Iterate through the whole list. Make a count variable, that keeps track of how many numbers are successive of each other. I.e 22 would have a count of 2. 444 a count of 3 Next make an oldCount, which compares the current count to the oldCount. We only want to keep going if our new count is greater than oldCount

After that we need a way to get the starting index of the largest count variable, as well as the end.

Is my way of thinking correct? Because I'm having trouble updating the oldCount and count variable while comparing them, since there values constantly change. I'm not looking for the code, but rather some valuable hints.

My count is resetting like this

int startIndex, endIndex = 0;
        int count = 0;
        int oldCount = 0;

            for(int i = 0 ; i < nums.size(); i++)
            {
                if(nums.get(i) == nums.get(i+1) && count >= oldCount)
                {
                    count++;
                }
                oldCount = count;
            }

Answer 1

Only after walking all elements you will know the longest subsequence.

11222333333444555
11222(333333)444555

Hence only after the loop you can insert both brackets.

So you have to maintain a local optimum: start index plus length or last index of optimum. And then for every sequence the start index of the current sequence.

---

As asked:

The optimal state (sequence) and the current state are two things. One cannot in advance say that any current state is the final optimal state.

public String toString() {
    // Begin with as "best" solution the empty sequence.
    int startBest = 0; // Starting index
    int lengthBest = 0; // Length of sequence

    // Determine sequences:
    int startCurrent = 0; // Starting index of most current/last sequence
    for (int i = 0; i < nums.size(); i++) {
        // Can we add the current num to the current sequence?
        if (i == startCurrent || nums.get(i).equals(nums.get(i - 1)))) {
            // We can extend the current sequence with this i:
            int lengthCurrent = i - startCurrent + 1;
            if (lengthCurrent > lengthBest) { // Current length better?
                // New optimum:
                startBest = startCurrent;
                lengthBest = lengthCurrent;
            }
        } else {
            // A different num, start here.
            // As we had already a real sequence (i != 0), no need for
            // checking for a new optimum with length 1.
            startCurrent = i;
        }
    }
    // Now we found the best solution.
    // Create the result:
    StringBuilder result = new StringBuilder();
    for (int i = 0; i < nums.size(); i++) {
        result.append(nums.get(i));
    }
    // Insert the right ')' first as its index changes by 1 after inserting '('.
    result.insert(startBest + lengthBest, ")");
    result.insert(startBest, "(");
    return result.toString();
}

The first problem is how to find the end of a sequence, and set the correct start of the sequence.
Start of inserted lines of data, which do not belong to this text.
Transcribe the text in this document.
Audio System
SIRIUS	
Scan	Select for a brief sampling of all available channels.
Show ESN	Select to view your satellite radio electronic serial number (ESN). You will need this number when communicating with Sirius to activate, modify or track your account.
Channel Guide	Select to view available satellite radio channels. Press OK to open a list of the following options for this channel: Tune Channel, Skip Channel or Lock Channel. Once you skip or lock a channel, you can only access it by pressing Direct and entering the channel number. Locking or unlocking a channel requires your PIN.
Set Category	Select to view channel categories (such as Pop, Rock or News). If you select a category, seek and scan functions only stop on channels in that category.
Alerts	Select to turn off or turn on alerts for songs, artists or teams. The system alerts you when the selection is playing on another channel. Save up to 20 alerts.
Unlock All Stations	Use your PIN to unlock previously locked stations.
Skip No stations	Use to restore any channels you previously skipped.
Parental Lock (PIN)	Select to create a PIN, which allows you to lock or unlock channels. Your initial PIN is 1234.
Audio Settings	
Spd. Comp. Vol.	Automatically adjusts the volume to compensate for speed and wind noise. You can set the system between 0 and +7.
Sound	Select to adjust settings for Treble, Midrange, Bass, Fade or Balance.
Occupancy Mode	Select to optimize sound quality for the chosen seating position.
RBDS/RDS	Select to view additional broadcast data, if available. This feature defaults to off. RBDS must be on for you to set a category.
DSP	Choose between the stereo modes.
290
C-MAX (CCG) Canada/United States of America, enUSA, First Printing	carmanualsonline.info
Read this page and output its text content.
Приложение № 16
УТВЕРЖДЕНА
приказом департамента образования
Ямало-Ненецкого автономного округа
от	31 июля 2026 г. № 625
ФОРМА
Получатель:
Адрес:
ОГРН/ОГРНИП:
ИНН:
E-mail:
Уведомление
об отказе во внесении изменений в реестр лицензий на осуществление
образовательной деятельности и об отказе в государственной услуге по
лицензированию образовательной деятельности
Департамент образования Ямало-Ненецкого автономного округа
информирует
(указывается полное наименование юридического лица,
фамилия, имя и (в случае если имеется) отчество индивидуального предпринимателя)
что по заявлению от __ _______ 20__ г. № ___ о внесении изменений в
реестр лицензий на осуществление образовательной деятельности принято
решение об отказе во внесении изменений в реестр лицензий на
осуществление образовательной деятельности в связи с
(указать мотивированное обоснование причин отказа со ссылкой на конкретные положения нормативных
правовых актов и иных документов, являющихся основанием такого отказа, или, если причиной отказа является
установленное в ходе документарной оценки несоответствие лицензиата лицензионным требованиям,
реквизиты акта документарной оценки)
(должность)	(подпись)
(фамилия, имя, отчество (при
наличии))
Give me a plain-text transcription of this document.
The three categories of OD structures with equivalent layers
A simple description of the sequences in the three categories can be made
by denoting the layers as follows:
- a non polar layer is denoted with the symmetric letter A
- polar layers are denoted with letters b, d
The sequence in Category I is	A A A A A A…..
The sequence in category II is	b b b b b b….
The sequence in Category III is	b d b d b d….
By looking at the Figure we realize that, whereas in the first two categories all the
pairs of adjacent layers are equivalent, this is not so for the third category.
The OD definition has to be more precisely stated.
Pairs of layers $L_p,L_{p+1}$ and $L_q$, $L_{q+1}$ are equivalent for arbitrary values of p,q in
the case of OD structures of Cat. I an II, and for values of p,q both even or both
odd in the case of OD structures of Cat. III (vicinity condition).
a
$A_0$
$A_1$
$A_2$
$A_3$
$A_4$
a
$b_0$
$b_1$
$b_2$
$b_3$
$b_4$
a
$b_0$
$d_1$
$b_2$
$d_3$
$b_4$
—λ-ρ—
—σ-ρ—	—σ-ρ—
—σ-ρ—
The problem with the original algorithm is that there is handled just one sequence (one subsequence start).

Answer 2

I think you need to iterate the entire list even though the current count is lower than the oldCount, what about e.g. 111224444?

Keep 4 variables while iterating the list: highestStartIndex, highestEndIndex, highestCount and currentCount. Iterate the entire list and use currentCount to count equal neighbouring numbers. Update the highest* variables when a completed currentCount is higher than highestCount. Lastly write the numbers out with paranthesis using the *Index variables.

Answer 3

The way you have suggested could work. And then, if newcount is greater than oldcount, you'll want to store an additional number in another variable - the index of the where the longest sequence begins.

Then later, you can go and insert the ( at the position of that index.

i.e. if you have 11223456666.

The biggest sequence starts with the first number 6. That is at index 7, so store that 7 in a variable.